The census reported that 99.5% of the population lived in households, 15 people (0.5%) lived in non-institutionalized group quarters, and no one was institutionalized. There were 976 households, out of which 36.9% had children under the age of 18. Of all households, 43.8% were married-couple households, 7.2% were cohabiting couple households, 23.1% had a male householder with no spouse or partner present, and 26.0% had a female householder with no spouse or partner present. 20.8% of households were one person, and 9.4% were one person aged 65 or older. The average household size was 3.2. There were 696 families (71.3% of all households).

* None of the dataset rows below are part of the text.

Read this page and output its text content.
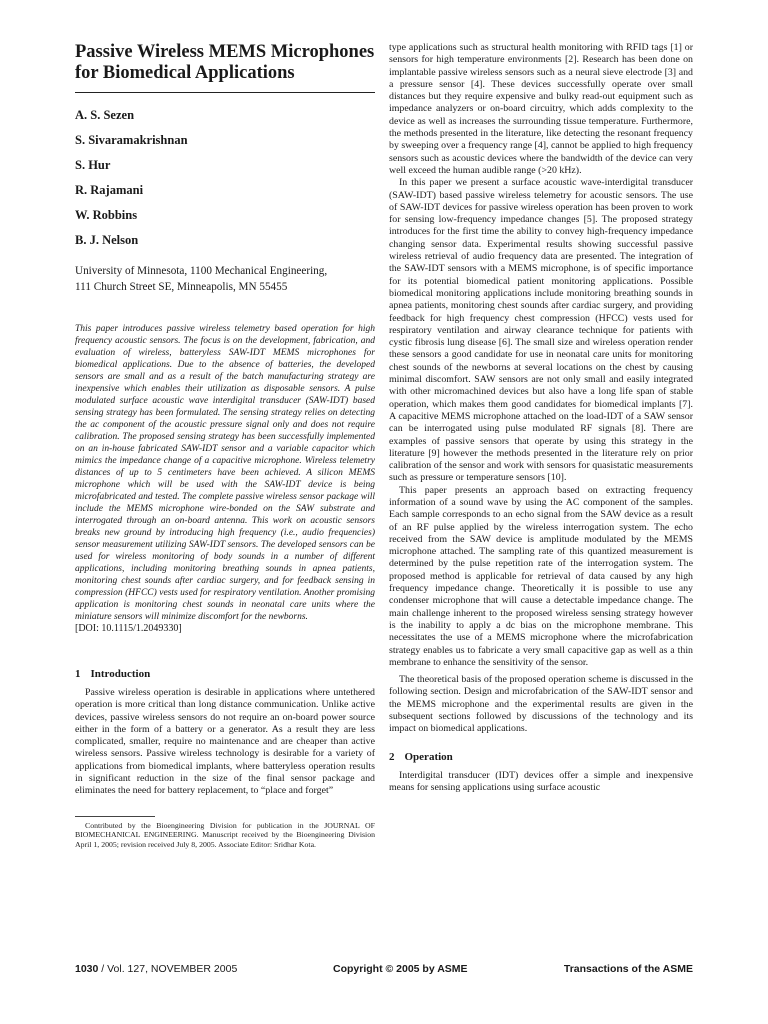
Passive Wireless MEMS Microphones for Biomedical Applications
A. S. Sezen
S. Sivaramakrishnan
S. Hur
R. Rajamani
W. Robbins
B. J. Nelson
University of Minnesota, 1100 Mechanical Engineering,
111 Church Street SE, Minneapolis, MN 55455
This paper introduces passive wireless telemetry based operation for high frequency acoustic sensors. The focus is on the development, fabrication, and evaluation of wireless, batteryless SAW-IDT MEMS microphones for biomedical applications. Due to the absence of batteries, the developed sensors are small and as a result of the batch manufacturing strategy are inexpensive which enables their utilization as disposable sensors. A pulse modulated surface acoustic wave interdigital transducer (SAW-IDT) based sensing strategy has been formulated. The sensing strategy relies on detecting the ac component of the acoustic pressure signal only and does not require calibration. The proposed sensing strategy has been successfully implemented on an in-house fabricated SAW-IDT sensor and a variable capacitor which mimics the impedance change of a capacitive microphone. Wireless telemetry distances of up to 5 centimeters have been achieved. A silicon MEMS microphone which will be used with the SAW-IDT device is being microfabricated and tested. The complete passive wireless sensor package will include the MEMS microphone wire-bonded on the SAW substrate and interrogated through an on-board antenna. This work on acoustic sensors breaks new ground by introducing high frequency (i.e., audio frequencies) sensor measurement utilizing SAW-IDT sensors. The developed sensors can be used for wireless monitoring of body sounds in a number of different applications, including monitoring breathing sounds in apnea patients, monitoring chest sounds after cardiac surgery, and for feedback sensing in compression (HFCC) vests used for respiratory ventilation. Another promising application is monitoring chest sounds in neonatal care units where the miniature sensors will minimize discomfort for the newborns.
[DOI: 10.1115/1.2049330]
1 Introduction

Passive wireless operation is desirable in applications where untethered operation is more critical than long distance communication. Unlike active devices, passive wireless sensors do not require an on-board power source either in the form of a battery or a generator. As a result they are less complicated, smaller, require no maintenance and are cheaper than active wireless sensors. Passive wireless technology is desirable for a variety of applications from biomedical implants, where batteryless operation results in significant reduction in the size of the final sensor package and eliminates the need for battery replacement, to “place and forget”

Contributed by the Bioengineering Division for publication in the JOURNAL OF BIOMECHANICAL ENGINEERING. Manuscript received by the Bioengineering Division April 1, 2005; revision received July 8, 2005. Associate Editor: Sridhar Kota.

type applications such as structural health monitoring with RFID tags [1] or sensors for high temperature environments [2]. Research has been done on implantable passive wireless sensors such as a neural sieve electrode [3] and a pressure sensor [4]. These devices successfully operate over small distances but they require expensive and bulky read-out equipment such as impedance analyzers or on-board circuitry, which adds complexity to the device as well as increases the surrounding tissue temperature. Furthermore, the methods presented in the literature, like detecting the resonant frequency by sweeping over a frequency range [4], cannot be applied to high frequency sensors such as acoustic devices where the bandwidth of the device can very well exceed the human audible range (>20 kHz).

In this paper we present a surface acoustic wave-interdigital transducer (SAW-IDT) based passive wireless telemetry for acoustic sensors. The use of SAW-IDT devices for passive wireless operation has been proven to work for sensing low-frequency impedance changes [5]. The proposed strategy introduces for the first time the ability to convey high-frequency impedance changing sensor data. Experimental results showing successful passive wireless retrieval of audio frequency data are presented. The integration of the SAW-IDT sensors with a MEMS microphone, is of specific importance for its potential biomedical patient monitoring applications. Possible biomedical monitoring applications include monitoring breathing sounds in apnea patients, monitoring chest sounds after cardiac surgery, and providing feedback for high frequency chest compression (HFCC) vests used for respiratory ventilation and airway clearance technique for patients with cystic fibrosis lung disease [6]. The small size and wireless operation render these sensors a good candidate for use in neonatal care units for monitoring chest sounds of the newborns at several locations on the chest by causing minimal discomfort. SAW sensors are not only small and easily integrated with other micromachined devices but also have a long life span of stable operation, which makes them good candidates for biomedical implants [7]. A capacitive MEMS microphone attached on the load-IDT of a SAW sensor can be interrogated using pulse modulated RF signals [8]. There are examples of passive sensors that operate by using this strategy in the literature [9] however the methods presented in the literature rely on prior calibration of the sensor and work with sensors for quasistatic measurements such as pressure or temperature sensors [10].

This paper presents an approach based on extracting frequency information of a sound wave by using the AC component of the samples. Each sample corresponds to an echo signal from the SAW device as a result of an RF pulse applied by the wireless interrogation system. The echo received from the SAW device is amplitude modulated by the MEMS microphone attached. The sampling rate of this quantized measurement is determined by the pulse repetition rate of the interrogation system. The proposed method is applicable for retrieval of data caused by any high frequency impedance change. Theoretically it is possible to use any condenser microphone that will cause a detectable impedance change. The main challenge inherent to the proposed wireless sensing strategy however is the inability to apply a dc bias on the microphone membrane. This necessitates the use of a MEMS microphone where the microfabrication strategy enables us to fabricate a very small capacitive gap as well as a thin membrane to enhance the sensitivity of the sensor.

The theoretical basis of the proposed operation scheme is discussed in the following section. Design and microfabrication of the SAW-IDT sensor and the MEMS microphone and the experimental results are given in the subsequent sections followed by discussions of the technology and its impact on biomedical applications.

2 Operation

Interdigital transducer (IDT) devices offer a simple and inexpensive means for sensing applications using surface acoustic

1030 / Vol. 127, NOVEMBER 2005	Copyright © 2005 by ASME	Transactions of the ASME
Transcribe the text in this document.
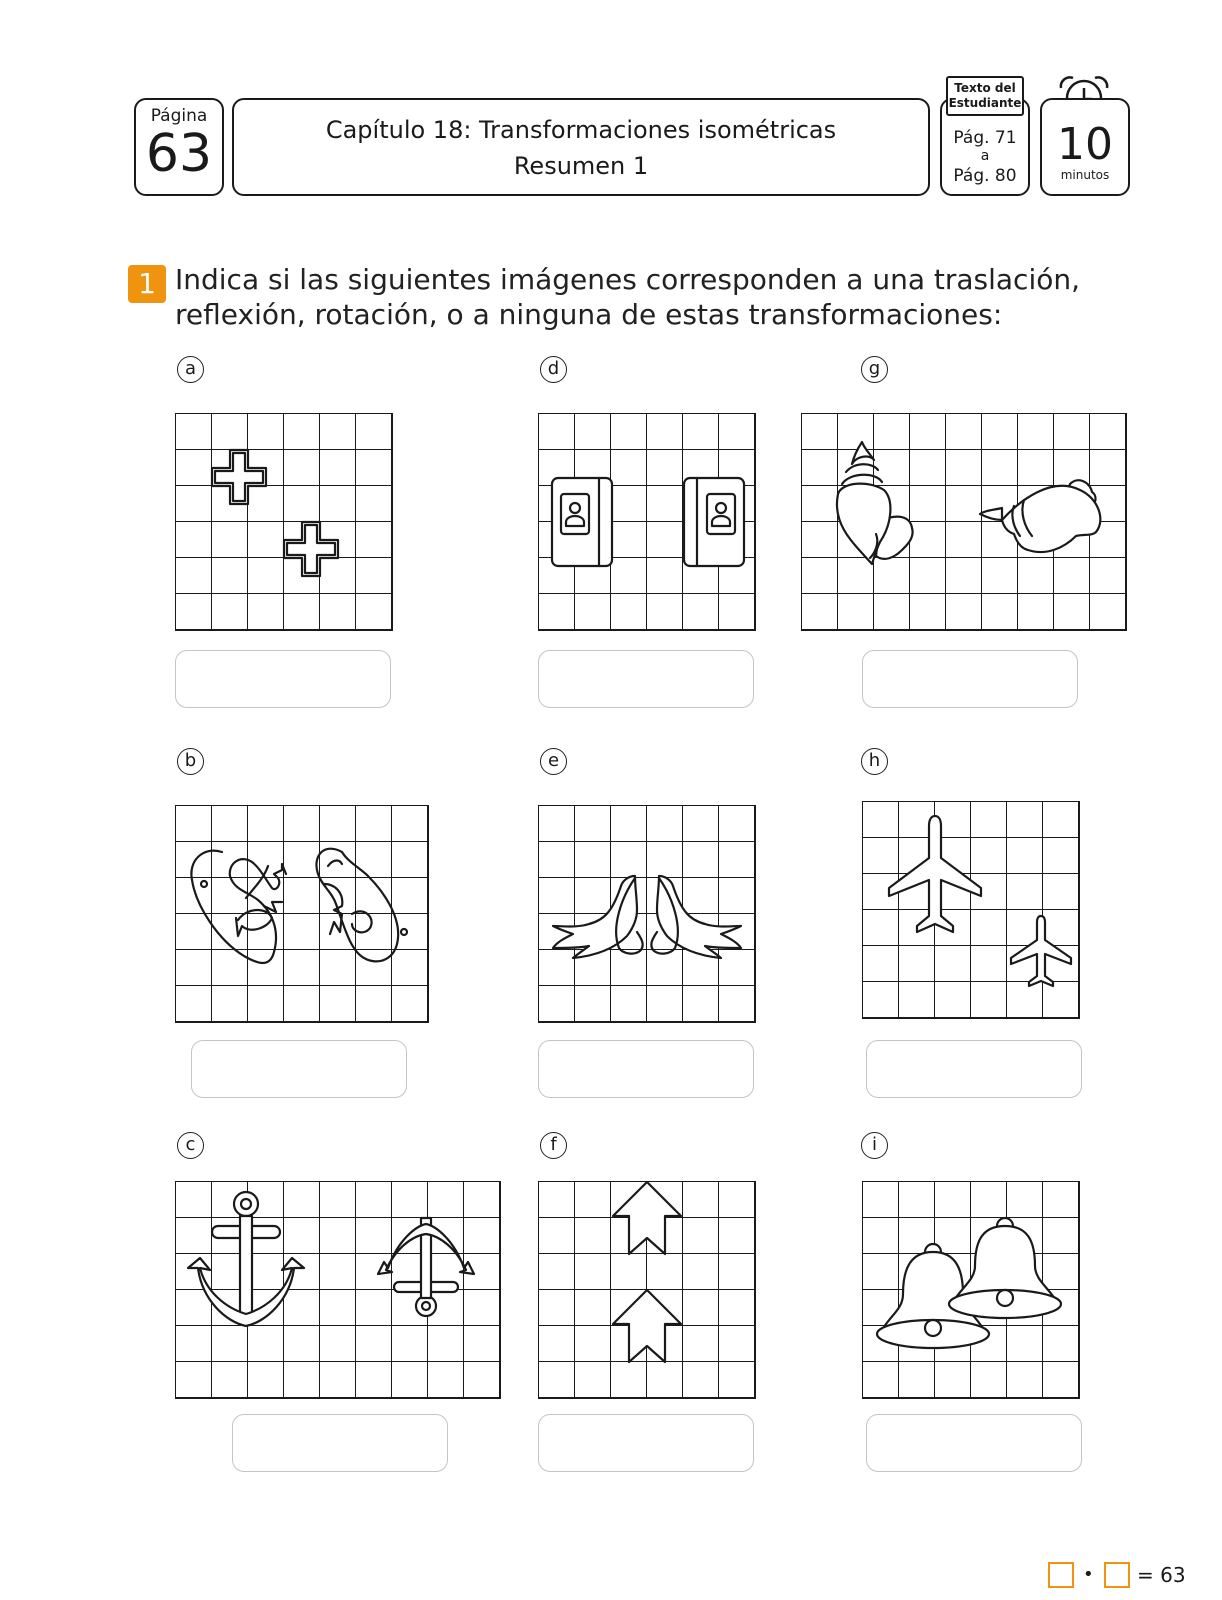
Página
63	Capítulo 18: Transformaciones isométricas
Resumen 1
Texto del
Estudiante
Pág. 71
a
Pág. 80
10
minutos
1 Indica si las siguientes imágenes corresponden a una traslación,
reflexión, rotación, o a ninguna de estas transformaciones:
a	d	g
b	e	h
c	f	i
• = 63
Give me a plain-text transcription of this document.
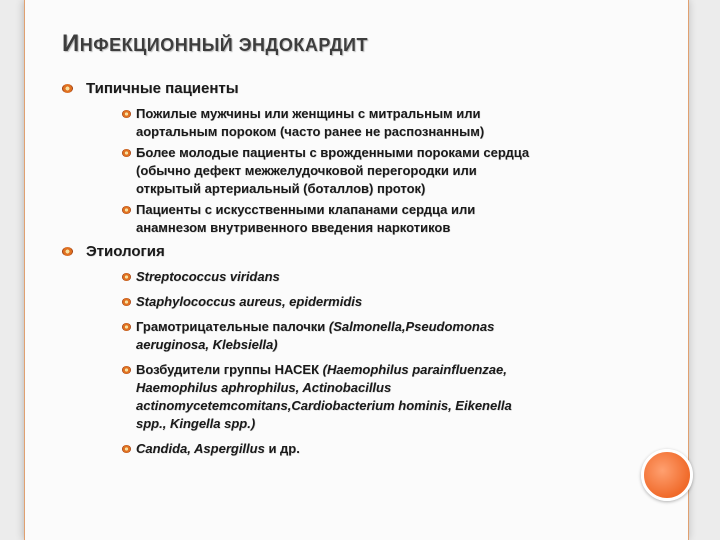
ИНФЕКЦИОННЫЙ ЭНДОКАРДИТ
Типичные пациенты
Пожилые мужчины или женщины с митральным или
аортальным пороком (часто ранее не распознанным)
Более молодые пациенты с врожденными пороками сердца
(обычно дефект межжелудочковой перегородки или
открытый артериальный (боталлов) проток)
Пациенты с искусственными клапанами сердца или
анамнезом внутривенного введения наркотиков
Этиология
Streptococcus viridans
Staphylococcus aureus, epidermidis
Грамотрицательные палочки (Salmonella,Pseudomonas
aeruginosa, Klebsiella)
Возбудители группы НАСЕК (Haemophilus parainfluenzae,
Haemophilus aphrophilus, Actinobacillus
actinomycetemcomitans,Cardiobacterium hominis, Eikenella
spp., Kingella spp.)
Candida, Aspergillus и др.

The age distribution was 22.9% under the age of 18, 10.0% aged 18 to 24, 25.8% aged 25 to 44, 25.1% aged 45 to 64, and 16.2% who were 65 years of age or older. The median age was 37.3 years. For every 100 females, there were 107.9 males, and for every 100 females age 18 and over there were 110.2 males age 18 and over.

0.0% of residents lived in urban areas, while 100.0% lived in rural areas.

There were 1,097 housing units, of which 976 (89.0%) were occupied and 11.0% were vacant. Of occupied units, 66.3% were owner-occupied and 33.7% were occupied by renters. The homeowner vacancy rate was 2.2% and the rental vacancy rate was 4.0%.

Racial composition as of the 2020 census
| Race | Number | Percent |
|---|---|---|
| White | 1,187 | 37.8% |
| Black or African American | 77 | 2.5% |
| American Indian and Alaska Native | 87 | 2.8% |
| Asian | 58 | 1.8% |
| Native Hawaiian and Other Pacific Islander | 6 | 0.2% |
| Some other race | 1,201 | 38.2% |
| Two or more races | 526 | 16.7% |

==Education==
Some parts are zoned to the Lake Elsinore Unified School District. Other parts are zoned to the Perris Elementary School District and the Perris Union High School District for grades 7-12.